While Adèle was away, Professor Esperandieu has decided that it's a good idea to make a test run of his revivification process, and has induced a pterodactyl to claw itself out of an egg in the Museum of Natural History. Unfortunately, the dinosaur is rather cross with the world at large, and causes the death of a state minister and his dancehall singer lover, a deed for which the police soon hold the old man responsible. Consequently, when Adèle returns to Paris, Esperandieu is soon to be executed.

Of course, little things like a prison break or a pterodactyl can't stand between a woman and the life of her sister.

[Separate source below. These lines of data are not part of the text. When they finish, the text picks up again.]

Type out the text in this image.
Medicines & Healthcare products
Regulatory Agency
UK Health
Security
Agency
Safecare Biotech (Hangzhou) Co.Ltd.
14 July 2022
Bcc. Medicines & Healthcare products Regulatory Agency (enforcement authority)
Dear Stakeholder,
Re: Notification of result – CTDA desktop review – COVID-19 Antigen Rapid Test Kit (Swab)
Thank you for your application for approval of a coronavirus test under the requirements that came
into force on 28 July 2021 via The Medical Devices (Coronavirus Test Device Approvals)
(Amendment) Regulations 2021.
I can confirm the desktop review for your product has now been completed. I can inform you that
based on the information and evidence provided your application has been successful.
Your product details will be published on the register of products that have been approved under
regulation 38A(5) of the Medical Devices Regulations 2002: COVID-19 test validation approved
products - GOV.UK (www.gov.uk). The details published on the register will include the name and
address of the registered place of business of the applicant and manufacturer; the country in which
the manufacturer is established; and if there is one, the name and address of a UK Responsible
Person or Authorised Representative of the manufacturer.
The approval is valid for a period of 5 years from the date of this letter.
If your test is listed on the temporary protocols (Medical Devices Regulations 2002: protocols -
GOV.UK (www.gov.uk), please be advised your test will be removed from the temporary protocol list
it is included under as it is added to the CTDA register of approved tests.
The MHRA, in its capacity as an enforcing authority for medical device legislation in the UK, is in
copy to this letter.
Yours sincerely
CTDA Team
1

Between producing and writing every action movie from Europe made in the last ten years, Luc Besson has somehow found the time to direct this adaptation of a series of critically well-loved comics by Jacques Tardi. Having mostly grown up on US comics, I have never read any of Tardi's Adèle Blanc-Sec stories (though I'll probably catch up on them through the new Fantagraphics translations), so you won't hear anything about the terrible things Besson might or might not have done to my childhood with his film. I suspect the director/writer took a lot of liberties with his source material - at least nothing I have read about the first two albums of the comic mentions anything about a sister in a coma (I know, I know, it's serious). This gives me the freedom to just shrug about the quality of the adaptation and watch the pretty, moving pictures in this case.

Tonally, Adèle is quite a comedic film, dominated by a sense of humour that vacillates between the silly, the stupid, and the delightfully whimsical, with the whimsical and the silly having a boxing match for domination into which the stupid blunders from time to time in form of "hilarious" policemen of the fat sheriff archetype and hunters as we know them from Monty Python sketches. But for every joke about a pterodactyl shitting on someone's head, there are three or four actually funny ones, so that's rather alright with me.

Mostly, Besson shows the right sort of comedic timing, seldom staying in one place too long for it to become annoying. Although, truth be told, I could have gone with one or two "funny" disguises less in Adèle's failed attempts at breaking Esperandieu out of prison, especially because the way she actually manages to get the Professor out is much funnier and much more fun than the disguises are.

Between the jokes, the film does feature some fine, entertaining moments of adventure, rather like what I'd imagine a fourth Indiana Jones movie made by people who still know the difference between good, entertaining randomness and doddering idiocy would have included. Speaking of the film that doesn't exist, Adele's CGI effects are also a lot better than those found there (though not perfect, as the conceptually best moment of pterodactyl adventuring will prove), even though I really don't know why you'd want to realize a walking mummy through CGI instead of make-up. But the effect is good enough, if you are willing to accept it for what it is, and who am I to stand between myself and my own entertainment through walking mummies?

I was also positively surprised by the easiness with which Besson - whose output in the last decade hasn't shown any interest in women in his movies beyond the "looking pretty" or "to be rescued" parts - concentrates on a female hero whose competence and heroism isn't treated as anything special "for a woman" (yet still as something pretty special "for a person"); all men in the movie are either mummies, or clowns, or just minor characters anyway.

It certainly helps Besson's case here that Louise Bourgoin is quite effortlessly capable to carry the movie with a performance that is at once energetic and charming, and holds herself against good jokes and bad, pterodactyls, mummies, and pantomime villains. Bourgoin is in fact so central to the film that the only scenes that don't work at all are those in which she isn't on screen. It's enough to make a boy infatuated.

As is, now that I think about it, the whole film she's starring in.